[09:58:16] <taavi>	 current status: https://prod-soju-upload.public.object.majava.org/taavi/XXojcjjCaADVwpPyfDqVeaLH-reimaging.png
[10:16:08] <dhinus>	 :D
[12:23:50] * dcaro around for the afternoon
[13:15:18] <taavi>	 quarry's apparently down again
[13:17:16] <taavi>	 quarry-127b-3lqizumia4xn-node-1 is somehow upset?
[13:17:22] <dcaro>	 👀
[13:18:14] <taavi>	 nothing in the console, so rebooting
[13:18:32] <dcaro>	  message: Kubelet stopped posting node status. 
[13:20:15] <taavi>	 that doesn't seem to have helped
[13:21:49] <dcaro>	 the node shows up
[13:21:51] <dcaro>	 (now)
[13:21:58] <taavi>	 yeah, the node is fine
[13:22:22] <dcaro>	 │ [2025-05-27 13:22:18 +0000] [1] [ERROR] Worker (pid:10) was sent SIGKILL! Perhaps out of memory?                                                                                                                                                                                                                                                    │
[13:22:25] <taavi>	 the web service still isn't responding
[13:22:30] <dcaro>	 from the logs of the web worker
[13:22:37] <taavi>	 huh
[13:23:07] <dcaro>	 it seems it's stabilized?
[13:23:35] <taavi>	 yes, and the UI loads now again
[13:24:52] <dcaro>	 :/, maybe the process uses a bump of memory on startup, and took a few rounds to start all the python workers?
[13:25:04] <taavi>	 I don't think we still have any clue why that failed in the first place
[13:25:36] <taavi>	 is something filling up redis causing that to go OOM or something?
[13:25:41] <taavi>	 would be cool to have any data on that
[13:26:20] <dcaro>	 yep, that was after you rebooted the node, the original cause is probably something else
[13:26:41] <dcaro>	 maybe redis, we are not getting any stats on the cluster are we?
[13:27:20] <taavi>	 nope!
[13:27:40] <taavi>	 I'd maybe set a memory limit on the redis pods, and if that turns nodes freezing into the pod OOM killing then we have a good suspect
[13:30:05] <dcaro>	 I mean, if the node froze, any pods in it would potentially misbehave right?
[13:30:27] <dcaro>	 but why did it freeze?
[13:32:41] <taavi>	 i think it running out of memory would match what we're seeing
[13:32:53] <taavi>	 but again, we have no real visibility inside the cluster
[13:33:16] <dcaro>	 ack
[13:42:49] <andrewbogott>	 Can k8s be configured to notice/kill unresponsive pods? Or are they unresponsive in a way that still passes the health check?
[13:44:47] * andrewbogott is off today but can't resist making unhelpful suggestions
[13:46:18] <taavi>	 it can, but that requires the node to be responsive enough to do that
[13:47:00] <taavi>	 as i said quarry could use resource limits on the pods
[13:47:57] <andrewbogott>	 So... the VM itself is oom?

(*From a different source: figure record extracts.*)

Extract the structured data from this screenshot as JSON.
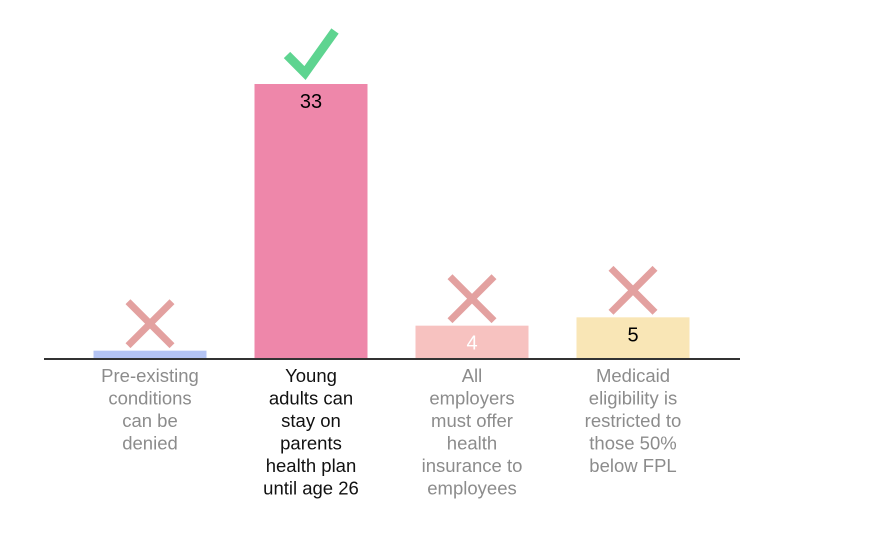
{
  "chart_data": {
    "type": "bar",
    "title": "",
    "xlabel": "",
    "ylabel": "",
    "grid": false,
    "ylim": [
      0,
      33
    ],
    "categories": [
      "Pre-existing conditions can be denied",
      "Young adults can stay on parents health plan until age 26",
      "All employers must offer health insurance to employees",
      "Medicaid eligibility is restricted to those 50% below FPL"
    ],
    "category_label_lines": [
      [
        "Pre-existing",
        "conditions",
        "can be",
        "denied"
      ],
      [
        "Young",
        "adults can",
        "stay on",
        "parents",
        "health plan",
        "until age 26"
      ],
      [
        "All",
        "employers",
        "must offer",
        "health",
        "insurance to",
        "employees"
      ],
      [
        "Medicaid",
        "eligibility is",
        "restricted to",
        "those 50%",
        "below FPL"
      ]
    ],
    "values": [
      1,
      33,
      4,
      5
    ],
    "value_labels": [
      "",
      "33",
      "4",
      "5"
    ],
    "colors": [
      "#b4c4f4",
      "#ee87aa",
      "#f7c2c0",
      "#f9e6b6"
    ],
    "value_label_colors": [
      "#000000",
      "#000000",
      "#ffffff",
      "#000000"
    ],
    "label_colors": [
      "#8c8c8c",
      "#111111",
      "#8c8c8c",
      "#8c8c8c"
    ],
    "markers": [
      "cross-icon",
      "check-icon",
      "cross-icon",
      "cross-icon"
    ],
    "marker_colors": {
      "cross-icon": "#e3a1a0",
      "check-icon": "#5ed490"
    },
    "axis_color": "#333333"
  }
}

[13:48:55] <taavi>	 kubelet's not responding to any requests. magnum is a black box which doesn't give any data whether that's an OOM or something else, but that's a likely theory
[13:50:04] <andrewbogott>	 :/ ok
[13:50:41] <andrewbogott>	 So yeah, then limiting the pods seems like the next step. That and maybe just growing the whole cluster. Since this is a newish issue it seems likely to be due to increased use
[15:21:12] <dcaro>	 quick review for lima-kilo restartability https://gitlab.wikimedia.org/repos/cloud/toolforge/lima-kilo/-/merge_requests/245
[15:21:27] <dcaro>	 (/me spent some time today restarting it to test stuff xd)
[15:28:25] <dhinus>	 dcaro: +1d
[15:28:35] <dcaro>	 thanks!
[16:37:08] <dcaro>	 prometheus cert update patch https://gerrit.wikimedia.org/r/c/operations/puppet/+/1151264 (current alerts)
[16:37:55] <taavi>	 dcaro: tag with https://phabricator.wikimedia.org/T395227?
[16:38:06] <dcaro>	 🤦‍♂️
[16:39:55] <dcaro>	 done
[16:40:22] <taavi>	 ship it
[16:41:08] <dcaro>	 thanks!
[16:45:04] <taavi>	 thanks for dealing with that, I've been procrastinating
[16:47:34] <dcaro>	 me too during the afternoon... I have 3 tabs with the runbook open from seeing the alert, deciding to do it, clicking the runbook and getting distracted xd
[16:48:44] <dcaro>	 dhinus: thanks for asking in the k8s sig
[16:51:06] <dhinus>	 np, I had more questions but there was not much time... I might try the IRC channel
[17:02:24] * dhinus offline
[17:05:21] * dcaro off cya in a week and something!